The scans are over and the wait begins. Dr. S is very good about contacting his patients as soon as he has the info, so I know I will hear from him tomorrow sometime. I won't post until I have spoken with him. I have appreciated your prayers and have felt their support. Thank you.



Sunday, September 23, 2007

Scans Tomorrow

I have decided I still have a bug working on me. I have started another antibiotic and hope this one does the trick. I am very tired of feeling useless.

Mark and Greg had a great time at the game yesterday - even though the Huskers didn't play much like a college team. They managed to squeak out a win - 41 - 40. Pretty sad. They stayed for the last play - something they don't usually do in an attempt to beat traffic. In the olden days you wouldn't need to stay since the Huskers would be so far ahead. Not sure when we will see those glory days again. Greg said the fans actually boo'd the Huskers after one play. Now THAT is bad!

Scans tomorrow - pray like crazy, please!

Saturday, September 22, 2007

Still Blech

Perhaps I can see a light at the end of the tunnel - a rainbow after the storm. My desire to miraculously wake up this morning feeling close to my old self was short lived. Last night I slept very poorly, woke up early and felt rather blech all day. I have intermittently ran a low grade fever, and my appetite has not really returned - although I was able to eat a bit more for lunch than I have the rest of this week. I am just impatient.

Had breakfast this morning with Steve and Diane and our mutual friend, Betsy, from Pennsylvania. As always, we had a nice visit. I ate probably a third of my yogurt parfait and took my muffin home. Just couldn't get it down - but did eat it later in the morning. Silly stomach.

After breakfast I stopped at an estate sale of a friend's mom that Diane had volunteered to help with, but I didn't stay long - just felt like a weak kitten. Ok - I have had enough of this. Tomorrow has to be a better day!

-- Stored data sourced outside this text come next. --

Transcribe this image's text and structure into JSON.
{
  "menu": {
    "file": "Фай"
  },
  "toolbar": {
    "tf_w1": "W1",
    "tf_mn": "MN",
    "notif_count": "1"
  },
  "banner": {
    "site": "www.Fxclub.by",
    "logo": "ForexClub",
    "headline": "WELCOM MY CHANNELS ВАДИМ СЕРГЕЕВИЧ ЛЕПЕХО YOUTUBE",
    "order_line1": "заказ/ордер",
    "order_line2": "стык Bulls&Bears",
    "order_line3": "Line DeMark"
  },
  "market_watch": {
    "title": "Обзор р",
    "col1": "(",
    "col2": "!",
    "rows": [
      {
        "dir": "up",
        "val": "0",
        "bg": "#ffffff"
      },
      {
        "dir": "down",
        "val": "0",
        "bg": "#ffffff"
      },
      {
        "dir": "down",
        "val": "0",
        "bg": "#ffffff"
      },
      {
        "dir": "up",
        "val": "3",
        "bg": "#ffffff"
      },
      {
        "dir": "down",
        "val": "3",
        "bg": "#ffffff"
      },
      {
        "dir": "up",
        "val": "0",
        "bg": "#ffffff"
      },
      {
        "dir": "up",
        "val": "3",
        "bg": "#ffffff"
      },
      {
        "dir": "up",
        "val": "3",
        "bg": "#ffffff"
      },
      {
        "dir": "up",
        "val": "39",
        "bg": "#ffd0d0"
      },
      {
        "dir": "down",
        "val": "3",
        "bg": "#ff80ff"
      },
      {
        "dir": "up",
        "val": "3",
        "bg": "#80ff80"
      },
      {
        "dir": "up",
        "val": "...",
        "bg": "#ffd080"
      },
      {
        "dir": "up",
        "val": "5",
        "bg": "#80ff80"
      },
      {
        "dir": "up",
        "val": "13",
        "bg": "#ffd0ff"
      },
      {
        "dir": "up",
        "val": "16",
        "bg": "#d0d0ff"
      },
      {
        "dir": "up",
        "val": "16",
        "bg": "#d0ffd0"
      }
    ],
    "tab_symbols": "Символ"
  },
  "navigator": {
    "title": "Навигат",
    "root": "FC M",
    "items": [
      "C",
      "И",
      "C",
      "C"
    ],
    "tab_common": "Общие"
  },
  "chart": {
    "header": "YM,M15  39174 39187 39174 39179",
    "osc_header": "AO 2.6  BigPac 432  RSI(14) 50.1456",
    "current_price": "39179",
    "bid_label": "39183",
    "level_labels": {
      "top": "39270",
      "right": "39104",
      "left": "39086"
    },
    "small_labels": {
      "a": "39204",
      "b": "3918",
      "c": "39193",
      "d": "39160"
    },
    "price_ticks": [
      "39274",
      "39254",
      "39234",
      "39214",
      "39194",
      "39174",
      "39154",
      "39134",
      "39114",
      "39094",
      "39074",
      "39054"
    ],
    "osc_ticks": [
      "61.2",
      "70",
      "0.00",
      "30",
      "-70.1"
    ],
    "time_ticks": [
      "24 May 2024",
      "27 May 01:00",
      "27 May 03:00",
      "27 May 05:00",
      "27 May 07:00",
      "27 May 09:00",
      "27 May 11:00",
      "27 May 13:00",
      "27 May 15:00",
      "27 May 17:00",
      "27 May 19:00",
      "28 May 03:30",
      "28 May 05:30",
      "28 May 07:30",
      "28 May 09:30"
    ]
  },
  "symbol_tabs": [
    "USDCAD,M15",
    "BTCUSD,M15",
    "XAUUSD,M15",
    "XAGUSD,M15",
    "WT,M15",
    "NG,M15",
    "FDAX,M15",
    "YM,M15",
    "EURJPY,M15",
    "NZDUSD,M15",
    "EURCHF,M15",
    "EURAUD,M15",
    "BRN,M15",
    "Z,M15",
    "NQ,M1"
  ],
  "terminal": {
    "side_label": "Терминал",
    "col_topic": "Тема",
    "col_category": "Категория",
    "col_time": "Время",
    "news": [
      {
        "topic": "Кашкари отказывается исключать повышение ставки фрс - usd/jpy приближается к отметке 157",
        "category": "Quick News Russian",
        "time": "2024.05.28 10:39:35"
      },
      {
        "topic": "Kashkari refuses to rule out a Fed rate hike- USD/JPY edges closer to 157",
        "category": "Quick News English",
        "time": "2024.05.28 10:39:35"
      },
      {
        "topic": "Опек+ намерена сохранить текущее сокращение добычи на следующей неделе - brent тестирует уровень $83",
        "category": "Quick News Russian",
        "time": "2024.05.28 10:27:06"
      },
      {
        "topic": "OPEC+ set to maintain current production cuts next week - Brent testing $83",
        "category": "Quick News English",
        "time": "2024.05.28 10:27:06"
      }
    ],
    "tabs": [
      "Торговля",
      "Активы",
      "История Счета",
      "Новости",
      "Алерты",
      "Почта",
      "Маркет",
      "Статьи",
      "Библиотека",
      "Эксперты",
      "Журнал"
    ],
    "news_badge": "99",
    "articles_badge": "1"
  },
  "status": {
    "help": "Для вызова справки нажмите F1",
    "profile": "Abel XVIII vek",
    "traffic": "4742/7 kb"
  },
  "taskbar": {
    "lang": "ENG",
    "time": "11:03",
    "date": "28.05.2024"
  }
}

Mark and Greg went to the Husker game in Lincoln, thanks to my sister in law's mom who has season tickets. It is a beautiful day, so I hope they are having fun.

Friday, September 21, 2007

No Charm in Food

Hopefully this will be the last day of side effects and I can start the climb out tomorrow. I do feel somewhat better today, but I am still just a blob and running a low grade fever. I have forced myself to do a few things around the house, but not nearly what needs to be done. I have also force fed myself - food does not have any charm right now. Not even a cookie or ice cream sound good. The only thing that really sounds good are things like pretzels and snack mix, but since I am suppose to still watch my salt intake I am trying to steer clear of those items. All I have to do is make it through today and things should be looking up. The Neulasta shot - I have to keep reminding myself what a miraculous drug it is and how fortunate I am that I get to take it. No, really. Really. REALLY! (Sorry, I'm trying to convince myself.)

Thursday, September 20, 2007

Hippy

Live and learn. My hip was really singing all day yesterday and last night I could hardly stand it. When I went to bed I put a heating pad on it and took some Benadryl to try to get myself to relax and sleep. I had a toss and turn night and my hip just got worse instead of better. When I woke up this morning I had a revelation - hmmmm - maybe ice would be better. Put an icepack on it and it immediately started to relax and feel better. It is still not perfect, but it seems to be on the mend. Whew!

Carolyn is doing fine - had some tests done and waiting to hear from her doc. Hopefully she will be home soon.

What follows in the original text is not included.